Clémence Guetté : « La sortie de l’Otan est nécessaire »
La vice-présidente insoumise de l’Assemblée nationale défend la nécessité d’une sortie de l’Otan, attaque la politique diplomatique d’Emmanuel Macron et souhaite que la France réinvestisse les organisations internationales.

© Maxime Sirvins
Big bang. L’insoumise Clémence Guetté a déposé le 19 janvier une proposition de résolution invitant le gouvernement à organiser le retrait de la France de l’Otan. Elle fera tout pour que le sujet soit mis à l’ordre du jour au Palais Bourbon. Face à l’impérialisme agressif de Donald Trump, la cheffe d’orchestre du programme insoumis estime que cette mesure est nécessaire pour que la France retrouve son indépendance. La vice-présidente de l’Assemblée projette également ce que serait la politique internationale d’un gouvernement insoumis : une France non-alignée qui aurait pour seule boussole le droit international.
Vous déposez une proposition de résolution invitant le gouvernement à organiser le retrait de la France de l’Otan en commençant par son commandement intégré. Quel est le sens de cette initiative ?
Clémence Guetté : En 2022, Jean-Luc Mélenchon et Bastien Lachaud avaient déjà porté une résolution dans ce sens à l’Assemblée nationale. Et elle est plus nécessaire que jamais. Les États-Unis ont perdu l’hégémonie sur la mondialisation face à la Chine. Ils espèrent préserver leur domination relative par l’usage de leur suprématie militaire et le piétinement du droit international, le tout au service de leur guerre commerciale et idéologique. À leur tête, Donald Trump incarne la caricature la plus forte d’un impérialisme très agressif. Notre alliance avec les États-Unis au sein de cette organisation militaire ne doit plus être perçue comme une relation fiable. Le gouvernement français doit sortir de sa naïveté politique et diplomatique. Nous souhaitons dire qu’être inféodé stratégiquement et militairement aux États-Unis nous pose un problème sur le long terme.

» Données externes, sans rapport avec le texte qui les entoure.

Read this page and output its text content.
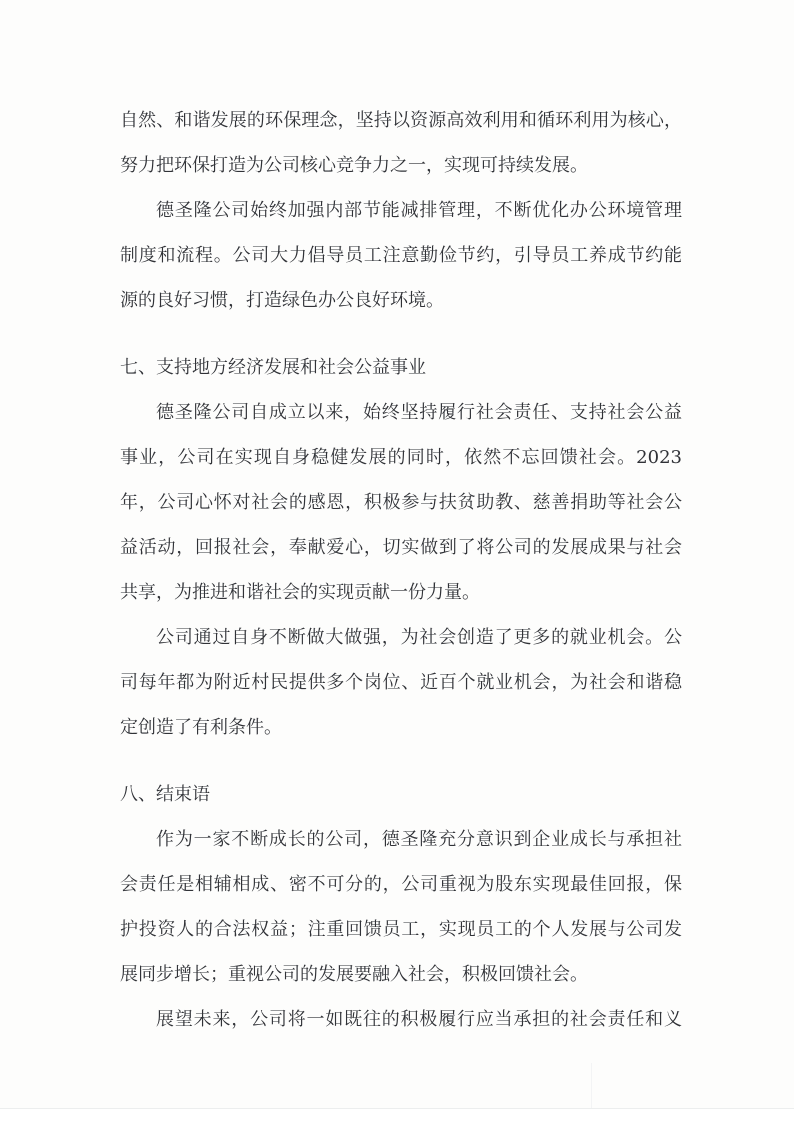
自然、和谐发展的环保理念，坚持以资源高效利用和循环利用为核心，
努力把环保打造为公司核心竞争力之一，实现可持续发展。
德圣隆公司始终加强内部节能减排管理，不断优化办公环境管理
制度和流程。公司大力倡导员工注意勤俭节约，引导员工养成节约能
源的良好习惯，打造绿色办公良好环境。
七、支持地方经济发展和社会公益事业
德圣隆公司自成立以来，始终坚持履行社会责任、支持社会公益
事业，公司在实现自身稳健发展的同时，依然不忘回馈社会。2023
年，公司心怀对社会的感恩，积极参与扶贫助教、慈善捐助等社会公
益活动，回报社会，奉献爱心，切实做到了将公司的发展成果与社会
共享，为推进和谐社会的实现贡献一份力量。
公司通过自身不断做大做强，为社会创造了更多的就业机会。公
司每年都为附近村民提供多个岗位、近百个就业机会，为社会和谐稳
定创造了有利条件。
八、结束语
作为一家不断成长的公司，德圣隆充分意识到企业成长与承担社
会责任是相辅相成、密不可分的，公司重视为股东实现最佳回报，保
护投资人的合法权益；注重回馈员工，实现员工的个人发展与公司发
展同步增长；重视公司的发展要融入社会，积极回馈社会。
展望未来，公司将一如既往的积极履行应当承担的社会责任和义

Comment comptez-vous faire voter cette résolution ?
Sur le terrain parlementaire, nous pouvons trouver de nouveaux alliés. Mais je vais d’abord tout faire pour que cette résolution soit mise à l’ordre du jour de l’Assemblée nationale. Ce ne sera pas évident. Car le Parlement est dépossédé de sa prérogative en matière stratégique et de défense. Le moment que nous vivons doit nous permettre de poser des questions essentielles : il y a une très grande opacité dans le débat public sur ce qu’est l’Otan, sur son fonctionnement, l’investissement de la France dans cette organisation. Personne ne le sait, mais il est important de le rappeler : Emmanuel Macron a signé l'augmentation de la contribution française à l’Otan sur consigne de Trump.